真怪奇談

江戸から大正に掛けての話を様々、書物から学んできたわけだが、幸いなことに、残り2日の精神修養期間が残っているわけで、存分に魂をじゃぶじゃぶと洗濯しようと、こういうわけである。量子力学やスペイン風邪、ヘーゲル哲学なども良いのだが、まぁ、古今東西、夏には怪談であろう。

残念な事に、蘇我氏館を鎌足一族が焼いてしまったものだから、国記は焼けてしまい、嘘八百以上に彩られた古事記や記紀という、臍も茶を沸かせないほどの大嘘しか歴史に残っていないという情けない国なわけだが、それでも菅原道真公のご存命の頃から徐々に「正しそう」な記録が見えてきて、道長公の時代になると、複数の貴族が個々の日記に同じ事柄を書き記すように為ってくると、公文書は今と同様に真実は残りにくいが、私文書は正確な記載が残っている。記録としては面白いのだ。

怪談ということになと、江戸頃のお話を読み下すと、あれ?、これ最近、似たような話がTVなどで出ていたぞという事に出くわす。

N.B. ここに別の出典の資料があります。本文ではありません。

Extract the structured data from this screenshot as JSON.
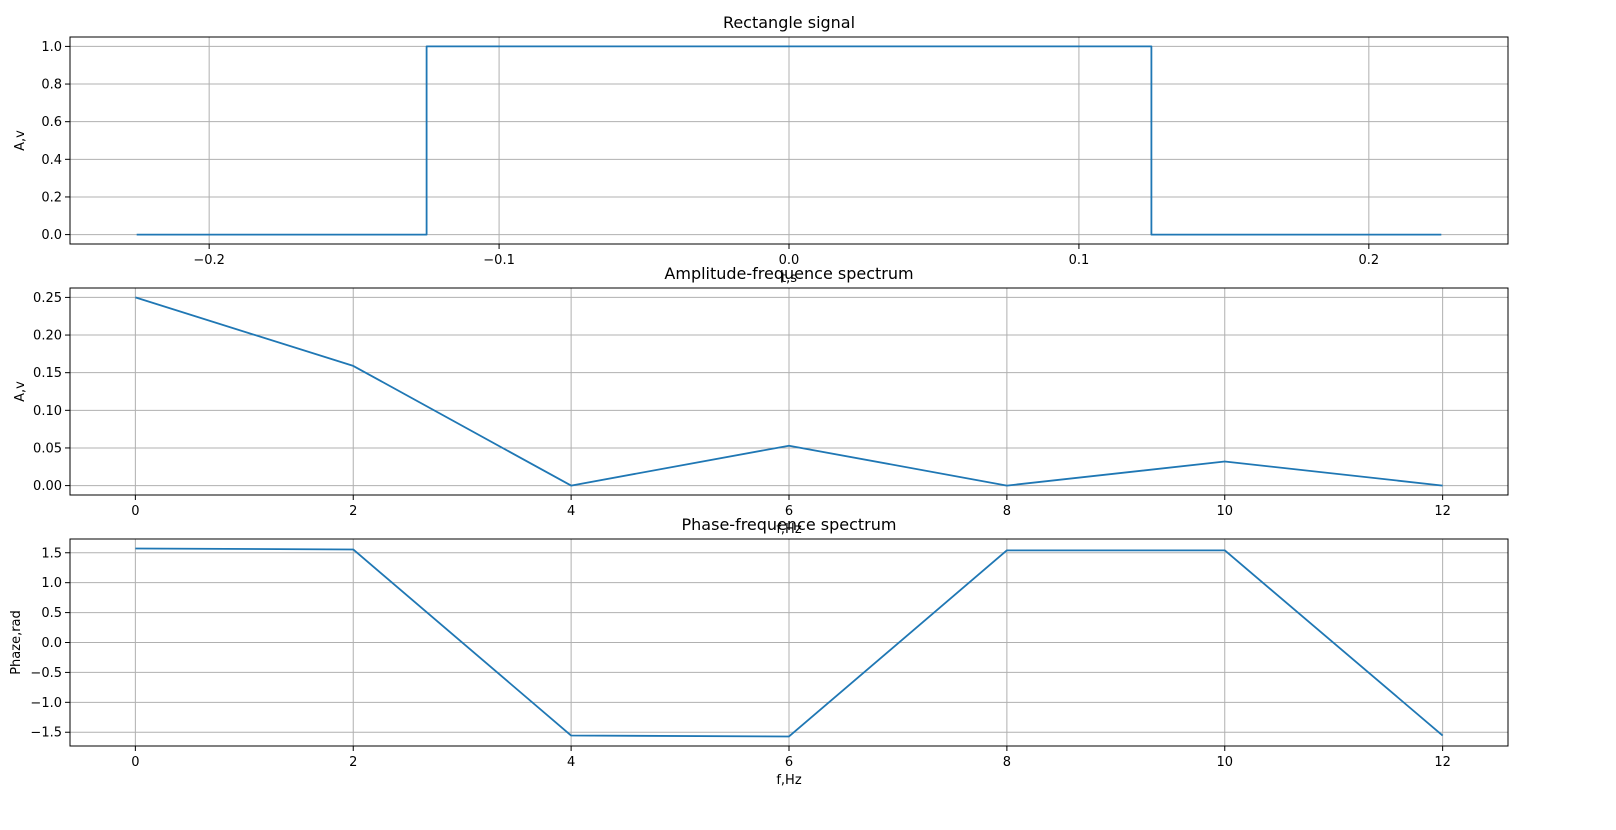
{
  "chart_data": [
    {
      "type": "line",
      "title": "Rectangle signal",
      "xlabel": "t,s",
      "ylabel": "A,v",
      "xlim": [
        -0.248,
        0.248
      ],
      "ylim": [
        -0.05,
        1.05
      ],
      "xticks": [
        -0.2,
        -0.1,
        0.0,
        0.1,
        0.2
      ],
      "xtick_labels": [
        "−0.2",
        "−0.1",
        "0.0",
        "0.1",
        "0.2"
      ],
      "yticks": [
        0.0,
        0.2,
        0.4,
        0.6,
        0.8,
        1.0
      ],
      "ytick_labels": [
        "0.0",
        "0.2",
        "0.4",
        "0.6",
        "0.8",
        "1.0"
      ],
      "grid": true,
      "color": "#1f77b4",
      "x": [
        -0.225,
        -0.125,
        -0.125,
        0.125,
        0.125,
        0.225
      ],
      "y": [
        0,
        0,
        1,
        1,
        0,
        0
      ]
    },
    {
      "type": "line",
      "title": "Amplitude-frequence spectrum",
      "xlabel": "f,Hz",
      "ylabel": "A,v",
      "xlim": [
        -0.6,
        12.6
      ],
      "ylim": [
        -0.0125,
        0.2625
      ],
      "xticks": [
        0,
        2,
        4,
        6,
        8,
        10,
        12
      ],
      "xtick_labels": [
        "0",
        "2",
        "4",
        "6",
        "8",
        "10",
        "12"
      ],
      "yticks": [
        0.0,
        0.05,
        0.1,
        0.15,
        0.2,
        0.25
      ],
      "ytick_labels": [
        "0.00",
        "0.05",
        "0.10",
        "0.15",
        "0.20",
        "0.25"
      ],
      "grid": true,
      "color": "#1f77b4",
      "x": [
        0,
        2,
        4,
        6,
        8,
        10,
        12
      ],
      "y": [
        0.25,
        0.159,
        0.0,
        0.053,
        0.0,
        0.032,
        0.0
      ]
    },
    {
      "type": "line",
      "title": "Phase-frequence spectrum",
      "xlabel": "f,Hz",
      "ylabel": "Phaze,rad",
      "xlim": [
        -0.6,
        12.6
      ],
      "ylim": [
        -1.73,
        1.73
      ],
      "xticks": [
        0,
        2,
        4,
        6,
        8,
        10,
        12
      ],
      "xtick_labels": [
        "0",
        "2",
        "4",
        "6",
        "8",
        "10",
        "12"
      ],
      "yticks": [
        -1.5,
        -1.0,
        -0.5,
        0.0,
        0.5,
        1.0,
        1.5
      ],
      "ytick_labels": [
        "−1.5",
        "−1.0",
        "−0.5",
        "0.0",
        "0.5",
        "1.0",
        "1.5"
      ],
      "grid": true,
      "color": "#1f77b4",
      "x": [
        0,
        2,
        4,
        6,
        8,
        10,
        12
      ],
      "y": [
        1.571,
        1.555,
        -1.555,
        -1.571,
        1.54,
        1.54,
        -1.555
      ]
    }
  ]
}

江戸期の書物などは、土佐日記などを上手にパクっていて、それが更に平安朝の物語の「故意」の二番煎じだったりするわけで、本当のオリジナルは何処にあるのだろうと苦笑いしてしまうのだが、怪談は時代に焼き直されてもゾッとするものはぞっとするのだ。悪魔祓いみたいなものではなく、直接的な怖さがある。

漱石のお話などを熟読していると、根津辺りの街角の有り様までが目に浮かぶわけだが、それらが舞台となって、右に曲がって真っ直ぐ行った先で車を降りて屋敷に入り、その入った人は幽霊でしたという、様々な形に化けた「お化け話」を明治期の文章に見つけると、古来、日本人は変わっていないなと恐怖の筋に安心するのだ。怪奇談よりも現実のほうが余程怖い。それは間違いないのだが、じっくりと活字に触れながら、実社会の怪奇にどう取り組むかをじっくり考えるとする、そんな過ごし方がこの時期は良い。そう思う。